Au nord-est de Toulouse, l'initiative autour de la zone d'activité "Les Portes du Tarn" réveille de vieilles craintes. Trois ans après l'abandon du projet "Terra 2", un important parc logistique, le collectif "Stop Terra 2" s'élève de nouveau contre l'implantation d'un centre de distribution. Bien que la société publique "Les Portes du Tarn" défende cette initiative comme un pas vers l'économie circulaire, les doutes persistent chez les opposants.
Ce nouveau projet prévoit la construction d'un bâtiment de 20 444 m², composé de trois cellules dédiées à la distribution, la réparation et le reconditionnement de divers produits manufacturés tels que les appareils électroménagers et la téléphonie. "Ce projet reflète nos ambitions en matière d'économie circulaire et de développement durable," déclare la SPLA "Les Portes du Tarn" dans un communiqué. Elle assure que les travaux de viabilisation de la zone viennent de débuter.

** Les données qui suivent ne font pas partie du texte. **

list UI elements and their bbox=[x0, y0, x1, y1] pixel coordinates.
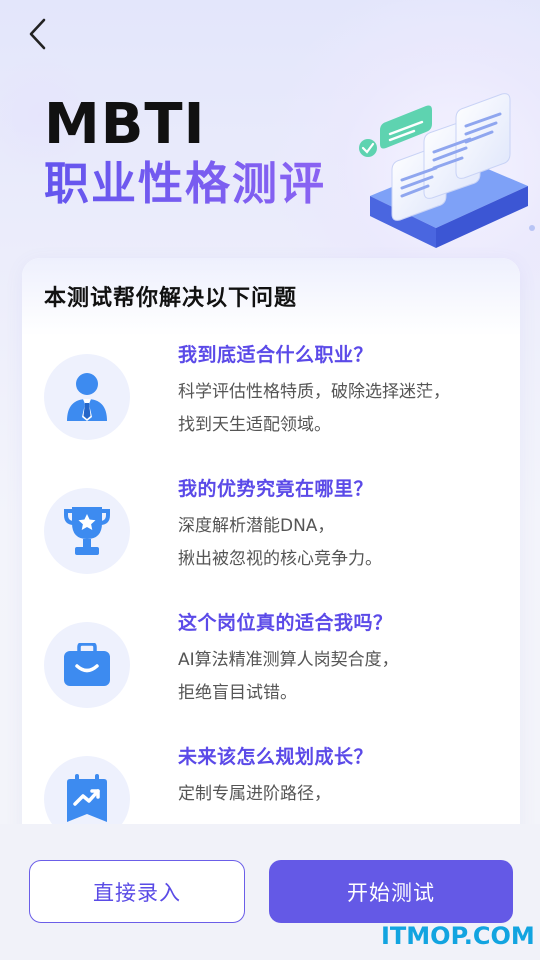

Cependant, les membres du collectif "Stop Terra 2" considèrent cette installation comme un "petit frère de Terra 2", évoquant des préoccupations similaires quant à l'impact environnemental et à la logistique de masse. "Bien que le projet soit de moindre envergure, il n’en reste pas moins préoccupant en termes de nuisances," exprime Julien Lassalle, membre du collectif et conseiller municipal d'opposition à Saint-Sulpice.
Les opposants pointent également le risque industriel que représente le classement en Installation Classée pour la Protection de l'Environnement (ICPE), qui pourrait entraîner des problèmes de pollution et d'autres dangers pour la santé publique. La SPLA répond en indiquant que ce classement est "obligatoire et réglementaire pour de nombreux projets industriels".
Selon la documentation de la consultation publique, environ cent personnes pourraient trouver un emploi dans ce centre, qui est prévu pour ouvrir ses portes bientôt. Les fenêtres de consultation demeurent ouvertes jusqu'au 3 février, invitant les habitants à exprimer leurs préoccupations.
Ce nouveau développement à Buzet-sur-Tarn démontre ainsi les tensions entre ambition économique et préservation environnementale, un sujet de plus en plus débattu dans le paysage industriel français. Comme le souligne un article de Le Monde, ces projets doivent être abordés avec prudence et transparence pour garantir le bien-être des collectivités locales.